Moreover, sponsor shares from Altimeter Capital are subjected to a three-year lock-up period, proving the partner’s long-term commitment to the company, said Grab co-founder and CEO Anthony Tan. A tenth of the sponsor shares is also going to support the startup’s latest GrabForGood endowment fund for social and environmental support programs.
At the transaction’s close, Grab’s Tan will receive a majority voting control of 60.4% and own a 2.2% stake in the company, according to Altimeter Capital’s regulatory filing with the U.S. Security and Exchange Commission.
Grab is advised by Evercore, J.P. Morgan and Morgan Stanley Asia (Singapore) Pte on the deal.
Founded in 2012, Grab started as a taxi-hailing service platform in Malaysia. Since then, the startup expanded into food, grocery and parcel deliveries, digital payments and financial services. The self-proclaimed “super app” is now operating in 428 cities across eight countries.
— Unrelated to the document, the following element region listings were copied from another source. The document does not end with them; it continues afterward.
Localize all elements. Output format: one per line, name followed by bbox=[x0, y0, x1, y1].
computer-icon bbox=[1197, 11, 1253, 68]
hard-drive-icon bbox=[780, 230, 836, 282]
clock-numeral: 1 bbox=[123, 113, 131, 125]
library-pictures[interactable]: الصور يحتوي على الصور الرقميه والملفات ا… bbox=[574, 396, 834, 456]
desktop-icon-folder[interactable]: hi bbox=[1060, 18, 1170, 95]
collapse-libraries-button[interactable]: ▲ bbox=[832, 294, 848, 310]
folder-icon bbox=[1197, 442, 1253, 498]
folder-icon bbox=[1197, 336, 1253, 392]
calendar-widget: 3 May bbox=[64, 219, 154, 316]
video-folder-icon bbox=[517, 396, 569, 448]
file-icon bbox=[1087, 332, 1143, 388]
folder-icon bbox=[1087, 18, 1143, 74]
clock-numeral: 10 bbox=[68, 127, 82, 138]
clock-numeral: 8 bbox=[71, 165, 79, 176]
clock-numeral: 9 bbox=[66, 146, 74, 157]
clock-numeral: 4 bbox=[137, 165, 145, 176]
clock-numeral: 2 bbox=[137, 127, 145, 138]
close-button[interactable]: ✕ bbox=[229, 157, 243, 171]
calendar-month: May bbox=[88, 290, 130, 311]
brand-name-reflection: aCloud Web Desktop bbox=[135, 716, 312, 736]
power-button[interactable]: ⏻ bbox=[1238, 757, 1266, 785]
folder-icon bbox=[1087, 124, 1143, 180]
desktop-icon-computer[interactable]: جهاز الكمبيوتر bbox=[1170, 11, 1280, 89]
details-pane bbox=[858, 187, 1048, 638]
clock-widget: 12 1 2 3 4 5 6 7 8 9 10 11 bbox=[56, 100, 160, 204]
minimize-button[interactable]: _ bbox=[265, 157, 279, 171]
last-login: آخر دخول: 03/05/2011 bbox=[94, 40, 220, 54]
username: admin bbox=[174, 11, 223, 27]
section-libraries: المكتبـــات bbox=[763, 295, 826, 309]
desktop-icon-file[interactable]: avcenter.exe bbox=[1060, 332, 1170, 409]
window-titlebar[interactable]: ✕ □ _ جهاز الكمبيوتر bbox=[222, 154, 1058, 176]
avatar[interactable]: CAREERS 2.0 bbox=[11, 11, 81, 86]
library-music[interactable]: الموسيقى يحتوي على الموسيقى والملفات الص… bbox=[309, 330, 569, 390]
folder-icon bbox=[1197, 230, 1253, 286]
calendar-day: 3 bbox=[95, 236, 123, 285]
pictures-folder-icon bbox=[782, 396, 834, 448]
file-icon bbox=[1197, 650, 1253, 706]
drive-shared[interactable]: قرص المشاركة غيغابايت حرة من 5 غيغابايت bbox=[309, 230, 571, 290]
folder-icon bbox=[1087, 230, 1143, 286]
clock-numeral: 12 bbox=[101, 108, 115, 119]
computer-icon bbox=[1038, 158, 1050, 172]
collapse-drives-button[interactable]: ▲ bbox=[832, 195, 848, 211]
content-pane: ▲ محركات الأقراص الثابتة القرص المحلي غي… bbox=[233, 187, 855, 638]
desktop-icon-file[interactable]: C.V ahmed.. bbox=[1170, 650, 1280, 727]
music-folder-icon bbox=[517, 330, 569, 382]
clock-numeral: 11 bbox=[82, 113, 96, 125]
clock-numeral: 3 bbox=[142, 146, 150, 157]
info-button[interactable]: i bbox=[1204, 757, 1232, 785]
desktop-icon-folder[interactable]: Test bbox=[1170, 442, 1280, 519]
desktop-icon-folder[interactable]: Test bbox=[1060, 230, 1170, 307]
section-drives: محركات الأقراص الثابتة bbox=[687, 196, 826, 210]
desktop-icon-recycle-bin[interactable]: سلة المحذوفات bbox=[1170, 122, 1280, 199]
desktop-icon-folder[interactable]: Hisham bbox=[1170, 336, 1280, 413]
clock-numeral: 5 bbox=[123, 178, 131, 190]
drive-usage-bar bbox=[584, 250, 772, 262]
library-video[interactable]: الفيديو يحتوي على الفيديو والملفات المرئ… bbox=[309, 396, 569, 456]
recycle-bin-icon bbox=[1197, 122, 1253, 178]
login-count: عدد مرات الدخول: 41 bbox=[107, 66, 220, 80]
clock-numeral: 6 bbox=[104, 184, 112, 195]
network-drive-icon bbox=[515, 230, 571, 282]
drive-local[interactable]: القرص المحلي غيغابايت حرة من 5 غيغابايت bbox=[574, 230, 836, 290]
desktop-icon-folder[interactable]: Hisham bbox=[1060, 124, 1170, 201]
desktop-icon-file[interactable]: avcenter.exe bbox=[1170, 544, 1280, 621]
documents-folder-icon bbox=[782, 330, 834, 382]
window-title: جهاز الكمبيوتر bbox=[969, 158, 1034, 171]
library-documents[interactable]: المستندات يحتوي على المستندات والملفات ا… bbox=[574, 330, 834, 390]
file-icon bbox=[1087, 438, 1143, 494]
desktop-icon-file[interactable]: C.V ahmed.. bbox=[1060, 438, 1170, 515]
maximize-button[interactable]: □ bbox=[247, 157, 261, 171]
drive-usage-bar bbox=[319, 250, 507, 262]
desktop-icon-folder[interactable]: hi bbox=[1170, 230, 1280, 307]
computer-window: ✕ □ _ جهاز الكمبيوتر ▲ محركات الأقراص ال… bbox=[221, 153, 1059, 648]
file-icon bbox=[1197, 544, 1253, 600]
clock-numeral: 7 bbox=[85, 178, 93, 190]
Grab said its decision to become a public company is driven by its strong performance in 2020. In the year, its revenues jumped by 70% on the back of its profitable food delivery business. The company also posted $12.5 billion in gross merchandise volume, more than doubling its figure in 2018. By 2025, it expects its total addressable market to grow more than $180 billion from $52 billion last year.
Moreover, Grab claimed to have captured 72% of Southeast Asia’s ride-hailing market, 50% of its online food delivery space and 23% of the region’s digital wallet payments in 2020.
Before the SPAC deal, Grab already secured over $10 billion from huge investors, like Masayoshi Son’s Softbank and Chinese ride-hailing company Didi Chuxing. Uber Technologies, a former rival, also supported the company after selling its Southeast Asian business to it.
Grab is the latest name among private firms intending to raise capital via SPAC mergers. More than 310 shell companies have already launched in the U.S. this year, CNN reported, citing data from Refinitiv. Just this first quarter, they raised almost $93 billion.
Grab initially held talks with its Indonesian rival Gojek for a potential merger last year but it did not materialize.
In January, Reuters reported that it held discussions with local e-commerce platform Tokopedia for a potential merger valued at $18 billion, ahead of a dual listing in Indonesia and the U.S. The partnership is getting close to being sealed, sources told Reuters.
Another Indonesian firm, Traveloka, is locking its sights for a U.S. listing through a SPAC merger.